The world might have chosen to ignore this irresolvable squabble over landlocked territory high up the mountains had it not been for one thing: both countries are armed with nuclear weapons.
A turn for the worse could lead to a nuclear exchange. No one wins a nuclear war.
The latest outbreak of hostilities between the two countries lasted for three-and-a-half days. Although happening out of the range of the world's main media channels, this short-lived war was intense and destructive.
The combatants fired innumerable missiles at each other. Major air battles involving scores of fighter jets broke out. Before other countries intervened to pressure both India and Pakistan to agree to an immediate and unconditional ceasefire, Indian airpower devastated most of Pakistan's military installations — including those that presumably hosted nuclear weaponry.
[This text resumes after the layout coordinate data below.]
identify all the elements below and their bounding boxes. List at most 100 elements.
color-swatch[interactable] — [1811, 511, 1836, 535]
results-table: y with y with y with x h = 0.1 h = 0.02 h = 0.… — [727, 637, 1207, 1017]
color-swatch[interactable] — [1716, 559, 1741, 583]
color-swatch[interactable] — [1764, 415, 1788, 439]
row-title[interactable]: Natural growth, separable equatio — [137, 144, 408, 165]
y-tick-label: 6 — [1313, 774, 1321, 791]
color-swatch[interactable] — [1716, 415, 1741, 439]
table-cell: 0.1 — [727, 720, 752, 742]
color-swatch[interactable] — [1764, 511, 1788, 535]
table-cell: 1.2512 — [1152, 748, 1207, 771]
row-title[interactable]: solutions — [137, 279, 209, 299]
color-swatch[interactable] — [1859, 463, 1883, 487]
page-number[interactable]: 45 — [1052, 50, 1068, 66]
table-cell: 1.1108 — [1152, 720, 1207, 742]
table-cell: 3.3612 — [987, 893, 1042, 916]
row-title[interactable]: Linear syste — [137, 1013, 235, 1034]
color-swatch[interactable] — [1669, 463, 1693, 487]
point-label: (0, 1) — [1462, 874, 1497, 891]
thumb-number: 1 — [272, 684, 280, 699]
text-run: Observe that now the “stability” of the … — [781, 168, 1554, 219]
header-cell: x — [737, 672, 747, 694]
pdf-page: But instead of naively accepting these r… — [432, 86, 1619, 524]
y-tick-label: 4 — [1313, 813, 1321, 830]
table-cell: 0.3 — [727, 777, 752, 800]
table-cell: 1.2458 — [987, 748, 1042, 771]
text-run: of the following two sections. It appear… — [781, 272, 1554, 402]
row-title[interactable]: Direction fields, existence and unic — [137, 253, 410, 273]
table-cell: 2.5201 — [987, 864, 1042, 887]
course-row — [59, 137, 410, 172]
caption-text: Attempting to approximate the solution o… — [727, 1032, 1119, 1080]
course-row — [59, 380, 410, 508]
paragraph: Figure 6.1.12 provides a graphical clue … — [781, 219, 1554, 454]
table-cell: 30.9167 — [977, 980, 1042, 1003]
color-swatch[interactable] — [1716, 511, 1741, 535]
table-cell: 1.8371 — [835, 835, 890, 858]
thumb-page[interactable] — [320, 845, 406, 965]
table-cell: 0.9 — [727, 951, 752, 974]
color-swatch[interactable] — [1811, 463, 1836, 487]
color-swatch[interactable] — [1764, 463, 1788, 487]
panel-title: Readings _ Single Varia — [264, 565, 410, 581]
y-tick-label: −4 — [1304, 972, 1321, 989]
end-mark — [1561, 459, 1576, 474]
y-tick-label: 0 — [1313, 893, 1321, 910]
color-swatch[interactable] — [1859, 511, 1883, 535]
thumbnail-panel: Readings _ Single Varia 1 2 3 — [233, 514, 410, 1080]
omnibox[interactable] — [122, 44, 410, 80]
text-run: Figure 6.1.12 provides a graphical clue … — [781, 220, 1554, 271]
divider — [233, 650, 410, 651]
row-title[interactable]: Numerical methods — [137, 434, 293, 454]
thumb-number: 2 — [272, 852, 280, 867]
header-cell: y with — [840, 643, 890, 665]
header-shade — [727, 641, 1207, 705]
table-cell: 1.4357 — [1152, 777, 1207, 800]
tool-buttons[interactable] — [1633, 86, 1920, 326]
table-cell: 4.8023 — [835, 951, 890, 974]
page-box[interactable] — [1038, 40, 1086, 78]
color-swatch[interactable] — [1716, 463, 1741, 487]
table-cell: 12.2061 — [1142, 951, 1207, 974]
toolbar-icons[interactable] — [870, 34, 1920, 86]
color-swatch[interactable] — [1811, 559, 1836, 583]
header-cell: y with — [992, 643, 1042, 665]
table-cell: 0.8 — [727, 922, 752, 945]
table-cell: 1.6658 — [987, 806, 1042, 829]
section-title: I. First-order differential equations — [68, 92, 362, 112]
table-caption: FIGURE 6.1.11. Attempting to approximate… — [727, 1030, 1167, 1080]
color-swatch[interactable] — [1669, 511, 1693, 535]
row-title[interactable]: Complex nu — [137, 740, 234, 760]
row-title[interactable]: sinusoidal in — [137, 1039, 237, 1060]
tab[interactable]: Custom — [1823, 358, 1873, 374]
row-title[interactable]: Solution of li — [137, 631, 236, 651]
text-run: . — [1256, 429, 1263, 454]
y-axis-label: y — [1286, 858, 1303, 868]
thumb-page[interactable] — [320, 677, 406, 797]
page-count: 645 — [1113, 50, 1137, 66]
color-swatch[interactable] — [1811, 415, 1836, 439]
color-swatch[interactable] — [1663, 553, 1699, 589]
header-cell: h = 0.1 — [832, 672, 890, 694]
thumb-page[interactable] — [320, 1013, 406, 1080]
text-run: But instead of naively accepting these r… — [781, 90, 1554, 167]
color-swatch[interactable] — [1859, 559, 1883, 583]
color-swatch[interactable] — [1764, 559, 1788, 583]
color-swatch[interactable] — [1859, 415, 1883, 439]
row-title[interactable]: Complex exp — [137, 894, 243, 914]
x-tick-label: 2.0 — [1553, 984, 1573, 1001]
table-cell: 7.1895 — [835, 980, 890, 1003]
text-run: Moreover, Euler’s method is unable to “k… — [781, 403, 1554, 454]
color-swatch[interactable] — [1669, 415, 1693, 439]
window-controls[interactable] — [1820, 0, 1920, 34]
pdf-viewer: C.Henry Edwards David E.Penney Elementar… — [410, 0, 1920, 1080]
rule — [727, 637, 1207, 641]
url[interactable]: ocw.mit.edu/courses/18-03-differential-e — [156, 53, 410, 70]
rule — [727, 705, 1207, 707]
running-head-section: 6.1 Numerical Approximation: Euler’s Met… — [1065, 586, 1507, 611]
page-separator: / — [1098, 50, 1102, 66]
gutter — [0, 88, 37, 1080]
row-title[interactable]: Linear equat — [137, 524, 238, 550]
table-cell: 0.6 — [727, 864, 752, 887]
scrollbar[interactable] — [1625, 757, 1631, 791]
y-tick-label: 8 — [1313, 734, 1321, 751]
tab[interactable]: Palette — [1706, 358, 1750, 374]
The dispute between the two large countries began as soon as they won independence in 1947. The British, who colonized the subcontinent, decided to break the territory up into Muslim-majority Pakistan (including East Pakistan, now Bangladesh) and Hindu-majority India. As they did when they withdrew from the Middle East, the British drew the boundaries in haste, neglecting ethnicities.
In the Middle East, the withdrawing colonial power completely neglected the area inhabited by the Kurds. This distinct nationality is now distributed in areas of Turkey, Iran, Syria and Iraq. Kurdistan could have been a separate nation.
So is Baloschistan, now divided and distributed between Iran and Pakistan. There is a lingering armed rebellion waged by this distinct nationality.